Sunday, 8 May 2011

Alexander Mackendrick and Roger MacDougall's contributions to animation

Alexander Mackendrick was born in Massachusetts to Glaswegian parents, and made his name in Britain directing classic Ealing comedies such as Whisky Galore! and The Ladykillers; at a number of points in his career he worked in collaboration with his cousin, writer Roger MacDougall.

The BFI's Screenonline website relates how Mackendrick scripted and storyboarded five of George Pal's Horlicks commercials in the thirties, before coming to work for John Halas and Joy Batchelor at the animation department of JWT Productions early in World War II. Denis Gifford's filmography credits him as writer on Train Trouble (1940), a Kellogg's Cornflakes advert; The Pocket Cartoon (1941), a political satire; Carnival in the Clothes Cupboard (1941) and The Fable of the Fabrics (1942), both soap adverts; and the Abu series, a set of propaganda films for Middle Eastern audiences.
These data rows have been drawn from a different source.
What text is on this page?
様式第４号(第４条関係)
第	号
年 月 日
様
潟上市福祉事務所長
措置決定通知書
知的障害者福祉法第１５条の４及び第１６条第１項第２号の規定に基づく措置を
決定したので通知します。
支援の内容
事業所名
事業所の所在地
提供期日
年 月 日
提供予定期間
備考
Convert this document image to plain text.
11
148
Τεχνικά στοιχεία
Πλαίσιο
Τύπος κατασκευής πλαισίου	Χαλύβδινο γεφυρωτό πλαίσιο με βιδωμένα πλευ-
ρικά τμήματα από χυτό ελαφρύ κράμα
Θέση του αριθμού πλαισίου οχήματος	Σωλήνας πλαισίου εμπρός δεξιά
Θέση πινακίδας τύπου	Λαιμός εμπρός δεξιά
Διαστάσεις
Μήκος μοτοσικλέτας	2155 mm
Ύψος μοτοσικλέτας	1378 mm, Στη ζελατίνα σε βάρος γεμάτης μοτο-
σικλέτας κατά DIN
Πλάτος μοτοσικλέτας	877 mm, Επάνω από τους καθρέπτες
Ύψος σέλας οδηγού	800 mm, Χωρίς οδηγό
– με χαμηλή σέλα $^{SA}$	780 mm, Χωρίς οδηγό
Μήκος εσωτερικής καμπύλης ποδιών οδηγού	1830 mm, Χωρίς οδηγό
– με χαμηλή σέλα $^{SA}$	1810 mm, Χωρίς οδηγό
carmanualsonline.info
He also worked as a designer on at least some of these films.

Save Your Bacon

In 1942 Mackendrick and MacDougall started their own production company, where they made the short propaganda films Save Your Bacon (1942), Contraries (1943) and something called Nero or Fiddling Fuel (1943) which is not listed by Gifford and may have been live action. Save Your Bacon is available for viewing and purchase at the British Pathé website; consisting mainly of still pictures with minimal animation, it encourages viewers to save household scraps so they can be used as feed for pigs. The title sequence contains a spot of live action puppetry.

I have not seen Contraries, but Gifford provides a synopsis:
Propaganda cartoon for the Ministry of Supply. Inspired by the poem "The Walrus and the Carpenter," these two characters collect waste paper and point the moral, "sort your salvage." Item in Pathé Gazette; released 1 July 1943
According to the BFI database, Mackendrick later served as a consultant on Halas & Batchelor's Handling Ships (1945) and the Charley series. MacDougal, meanwhile, went on to script the Larkins shorts T for Teacher (1947) and Men of Merit (1948).